Aller au contenu de la page

Attention : Votre navigateur web est trop ancien pour afficher correctement ce site internet.

Nous vous recommandons une mise à niveau ou d'utiliser un autre navigateur.

Accueil > Éditos de bulletins > 1997 > août > 19

Les petits hommes verts arrivent !

Ils débarquent, tee-shirts verts et canotiers. Les Martiens ? Non, le pape et ses enfants de choeur du monde entier. Résultat : des milliers de policiers sur le pied de guerre, les chaînes de télévision publiques en état d’alerte permanent pour couvrir « l’événement », des dizaines de lieux et transports publiques réquisitionnés...

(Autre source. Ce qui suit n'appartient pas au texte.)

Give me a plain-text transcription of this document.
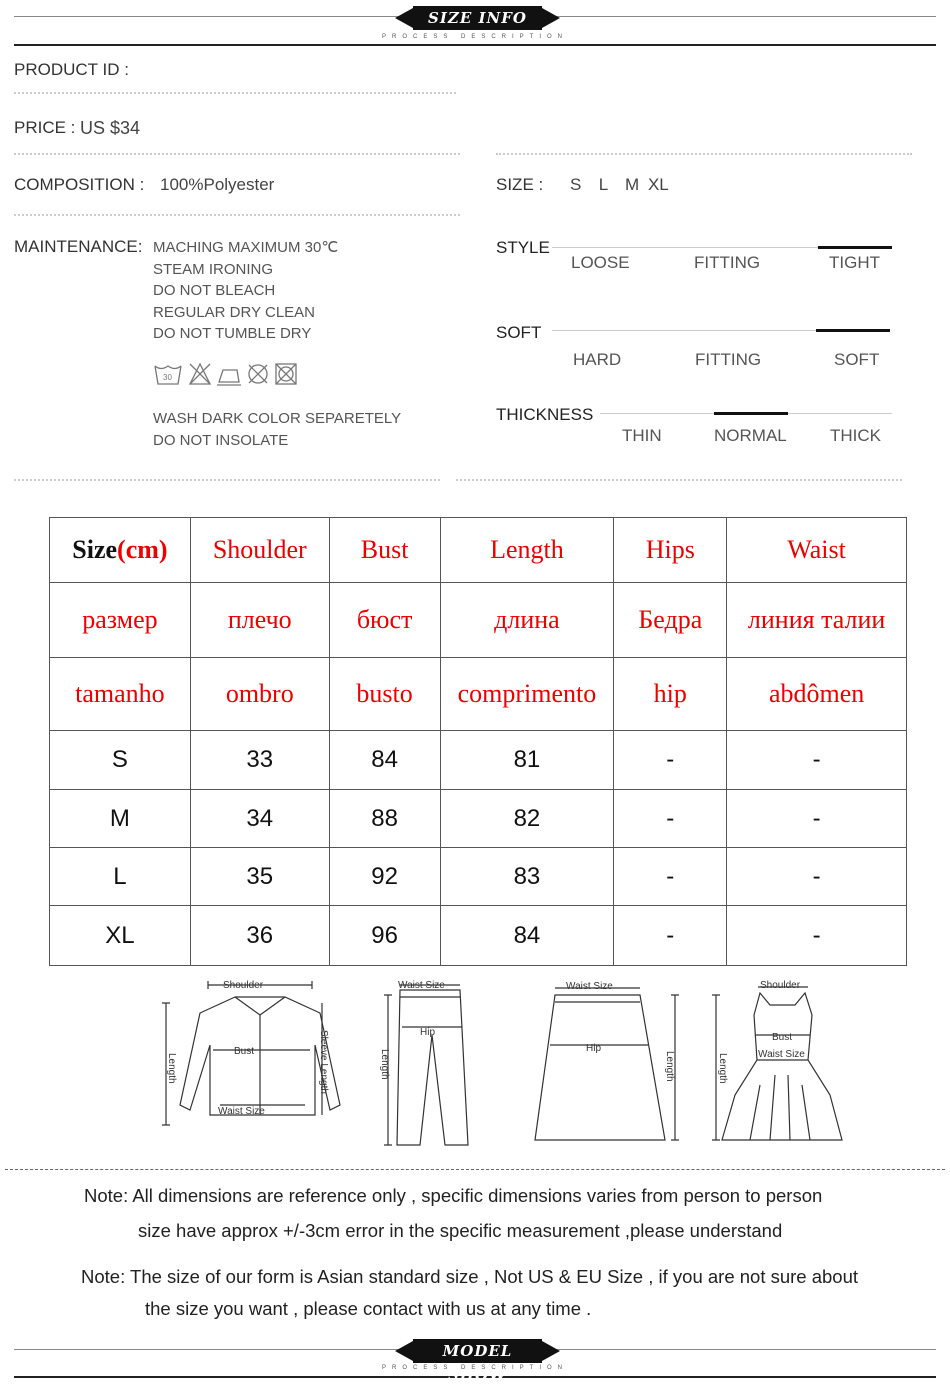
SIZE INFO
PROCESS DESCRIPTION
PRODUCT ID :
PRICE : US $34
COMPOSITION : 100%Polyester
MAINTENANCE: MACHING MAXIMUM 30℃
STEAM IRONING
DO NOT BLEACH
REGULAR DRY CLEAN
DO NOT TUMBLE DRY
30
WASH DARK COLOR SEPARETELY
DO NOT INSOLATE
SIZE : S  L  M XL
STYLE
LOOSE	FITTING	TIGHT
SOFT
HARD	FITTING	SOFT
THICKNESS
THIN	NORMAL	THICK
Size(cm)	Shoulder	Bust	Length	Hips	Waist
размер	плечо	бюст	длина	Бедра	линия талии
tamanho	ombro	busto	comprimento	hip	abdômen
S	33	84	81	-	-
M	34	88	82	-	-
L	35	92	83	-	-
XL	36	96	84	-	-
Shoulder
Bust
Waist Size
Sleeve Length
Length
Waist Size
Hip
Length
Waist Size
Hip
Length
Shoulder
Bust
Waist Size
Length
Note: All dimensions are reference only , specific dimensions varies from person to person
size have approx +/-3cm error in the specific measurement ,please understand
Note: The size of our form is Asian standard size , Not US & EU Size , if you are not sure about
the size you want , please contact with us at any time .
MODEL SHOW
PROCESS DESCRIPTION
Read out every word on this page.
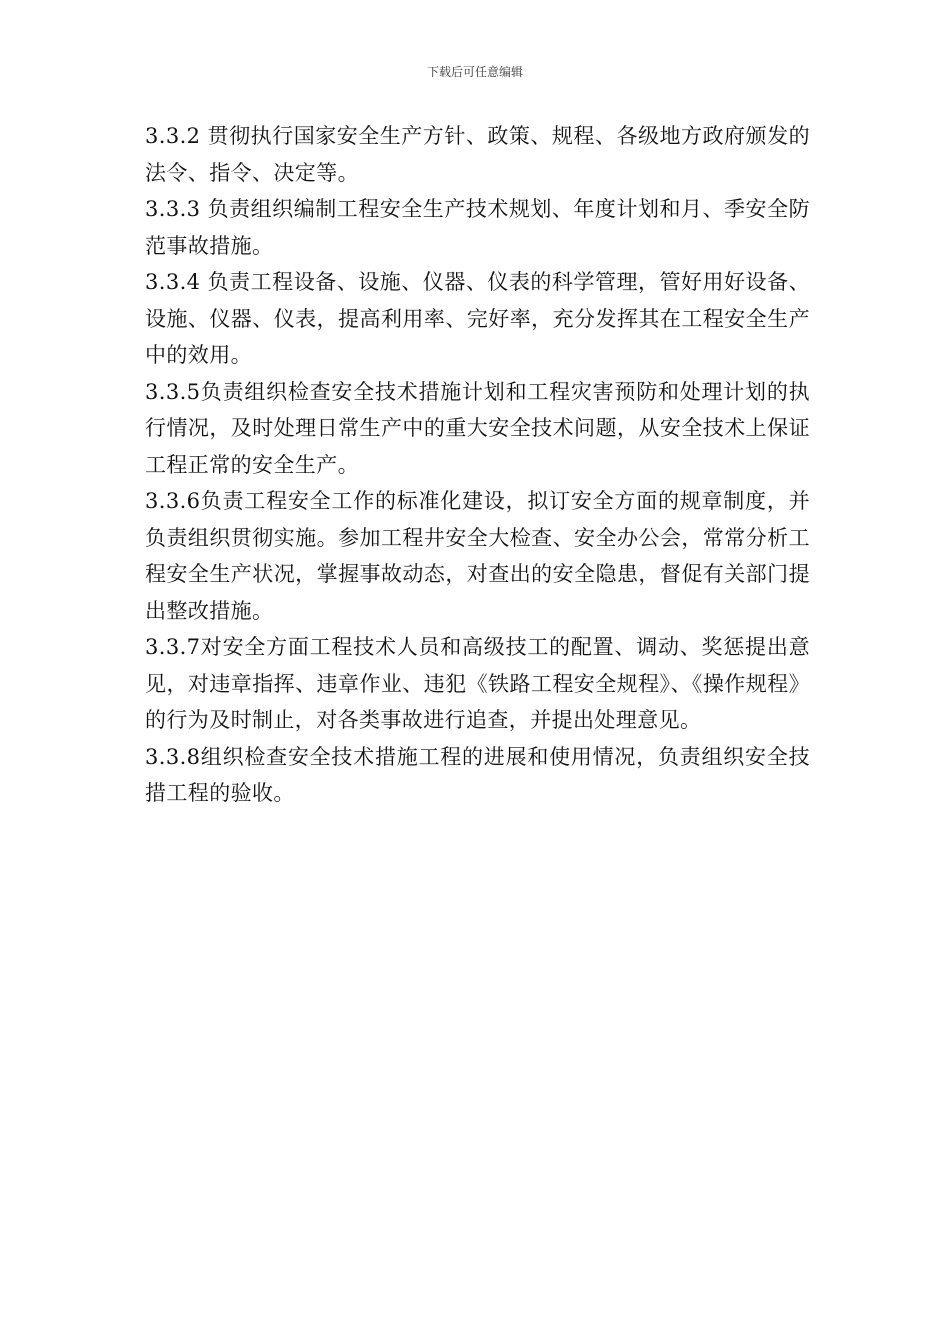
下载后可任意编辑

3.3.2 贯彻执行国家安全生产方针、政策、规程、各级地方政府颁发的法令、指令、决定等。

3.3.3 负责组织编制工程安全生产技术规划、年度计划和月、季安全防范事故措施。

3.3.4 负责工程设备、设施、仪器、仪表的科学管理，管好用好设备、设施、仪器、仪表，提高利用率、完好率，充分发挥其在工程安全生产中的效用。

3.3.5负责组织检查安全技术措施计划和工程灾害预防和处理计划的执行情况，及时处理日常生产中的重大安全技术问题，从安全技术上保证工程正常的安全生产。

3.3.6负责工程安全工作的标准化建设，拟订安全方面的规章制度，并负责组织贯彻实施。参加工程井安全大检查、安全办公会，常常分析工程安全生产状况，掌握事故动态，对查出的安全隐患，督促有关部门提出整改措施。

3.3.7对安全方面工程技术人员和高级技工的配置、调动、奖惩提出意见，对违章指挥、违章作业、违犯《铁路工程安全规程》、《操作规程》的行为及时制止，对各类事故进行追查，并提出处理意见。

3.3.8组织检查安全技术措施工程的进展和使用情况，负责组织安全技措工程的验收。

L’Etat s’est mis en quatre pour jouer les chevaliers servants. Il a même délégué un chef des armées, le général Morillon, pour assurer la coordination de ses services mis à la disposition de l’Eglise. Lequel Morillon va retrouver un vieux compagnon d’armes, Michel Dubost, évêque aux armées et président de ces « journées mondiales de la jeunesse ». L’alliance du sabre et du goupillon : les jeunes cathos seront bien encadrés !

Ils ont pourtant l’air bien gentils et bien aseptisés, ces petits culs bénits venus du monde entier mais triés sur le volet. Car il fallait montrer patte blanche pour franchir les barrages administratifs destinés à ce qu’aucun trouble-fête (surtout venu d’un pays pauvre) ne vienne perturber la grand messe internationale de la jeunesse agenouillée.

Et pourtant, la hiérarchie catholique française n’est pas vraiment contente. Les adeptes venus de France seront paraît-il moins nombreux que prévu. C’est que la religiosité n’est plus ce qu’elle était, se lamentent les évêques. Selon les sondages, les jeunes sont de moins en moins nombreux à croire aux vieilles lunes, qu’ils soient de famille chrétienne, juive, ou musulmane. Enfin une bonne nouvelle !

Mais l’Eglise est aux abois, et fait donc comme les vendeurs de lessive ou de parfums : elle a recours aux encarts publicitaires, aux conseillers en communication, aux spécialistes du show biz et même aux grands couturiers qui habillent le pape et ses cardinaux. Faute de foi mes frères, regardez-nous prier dans la soie !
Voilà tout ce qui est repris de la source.